The young minds at the stratohab blog have successfully designed, launched and recovered a camera and gps- equipped balloon that reached the limits of the upper atmosphere-in other words, outer space! This project is extremely well documented, and they spell out the preliminary work that needs to be done before conducting a launch. There is some FAA paperwork, a HAM radio license must be acquired, and of course the hardware must be purchased. The team of high school students wisely kept the hardware as simple as possible, and did several months of design testing and simulation before executing the launch.

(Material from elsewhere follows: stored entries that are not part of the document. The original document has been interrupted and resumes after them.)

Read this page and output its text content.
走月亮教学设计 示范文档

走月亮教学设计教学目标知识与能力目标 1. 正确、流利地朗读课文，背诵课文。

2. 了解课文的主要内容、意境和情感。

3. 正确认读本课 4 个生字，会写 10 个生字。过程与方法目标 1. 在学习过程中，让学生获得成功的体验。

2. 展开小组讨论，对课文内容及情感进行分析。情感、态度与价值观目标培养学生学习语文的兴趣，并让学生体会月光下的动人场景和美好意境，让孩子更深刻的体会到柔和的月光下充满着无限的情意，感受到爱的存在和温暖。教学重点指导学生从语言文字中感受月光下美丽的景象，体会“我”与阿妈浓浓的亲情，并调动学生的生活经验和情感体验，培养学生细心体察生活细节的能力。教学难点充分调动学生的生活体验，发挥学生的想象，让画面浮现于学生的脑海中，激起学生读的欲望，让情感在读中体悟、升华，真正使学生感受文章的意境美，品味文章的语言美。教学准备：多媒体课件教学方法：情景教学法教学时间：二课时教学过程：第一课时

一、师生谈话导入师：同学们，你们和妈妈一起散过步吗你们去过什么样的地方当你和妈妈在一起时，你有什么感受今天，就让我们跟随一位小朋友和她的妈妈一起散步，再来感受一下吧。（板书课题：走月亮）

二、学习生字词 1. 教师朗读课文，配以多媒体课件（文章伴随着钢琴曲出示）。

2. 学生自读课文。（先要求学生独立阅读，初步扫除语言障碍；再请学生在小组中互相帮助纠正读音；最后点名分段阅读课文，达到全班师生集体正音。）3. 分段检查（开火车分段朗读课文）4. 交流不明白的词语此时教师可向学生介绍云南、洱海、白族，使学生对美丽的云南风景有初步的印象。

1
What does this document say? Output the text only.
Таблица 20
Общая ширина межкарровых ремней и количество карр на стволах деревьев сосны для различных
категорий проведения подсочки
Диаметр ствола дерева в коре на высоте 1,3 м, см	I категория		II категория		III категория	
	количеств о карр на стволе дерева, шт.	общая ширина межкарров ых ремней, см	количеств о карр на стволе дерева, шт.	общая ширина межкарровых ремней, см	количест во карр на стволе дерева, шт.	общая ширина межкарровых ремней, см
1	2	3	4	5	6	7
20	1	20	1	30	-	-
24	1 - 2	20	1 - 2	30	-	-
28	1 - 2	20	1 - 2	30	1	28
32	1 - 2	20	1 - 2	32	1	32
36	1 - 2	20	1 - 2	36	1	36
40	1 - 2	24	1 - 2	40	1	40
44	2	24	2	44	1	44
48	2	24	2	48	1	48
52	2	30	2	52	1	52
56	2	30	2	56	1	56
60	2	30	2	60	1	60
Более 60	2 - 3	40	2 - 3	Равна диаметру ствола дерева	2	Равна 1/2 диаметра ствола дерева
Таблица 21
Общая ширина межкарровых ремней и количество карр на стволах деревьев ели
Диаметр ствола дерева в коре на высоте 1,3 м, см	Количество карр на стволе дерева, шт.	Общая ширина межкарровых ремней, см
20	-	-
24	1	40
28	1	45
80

They used a helium filled weather balloon purchased at Amazon.com (!) along with two well-proven GPS tracking devices along with a digital camera to document the flight. As with any complex, long term STEM project, many unexpected problems were encountered and solutions were found. Long term projects such as this that require constant problem solving using multiple STEM disciplines makes for an incredibly rich experience for students and teachers alike. Because of the very broad range of knowledge and skills that will be acquired and applied in this project, it can make for an ideal opportunity to get colleagues involved in your building who may be somewhat reluctant to alter their current educational practices-you know who I am talking about. Every department from math and physics to earth science and history can be a part of this project-after all, its outer space! Teacher leaders should take a close look at the web site and download the pdf files, you will see that the hard work has already been done. If you are already involved in long term projects such as FIRST robotics , you are already comfortable with the using students in a team structure that divides labor and logistics to maintain work flow toward a common goal. You will need students who can research, document, test, design, calculate, contact government agencies and vendors, do publicity, organize, and help fund raise. The key is to have everyone be involved, and feel that they play a valuable role in the development and execution of this project.
It really is true: For a few hundred dollars, your students really can have a space program of their own, ensuring their continued interest in STEM for the rest of their lives. See if you can make it happen this year, the payoff will be profound.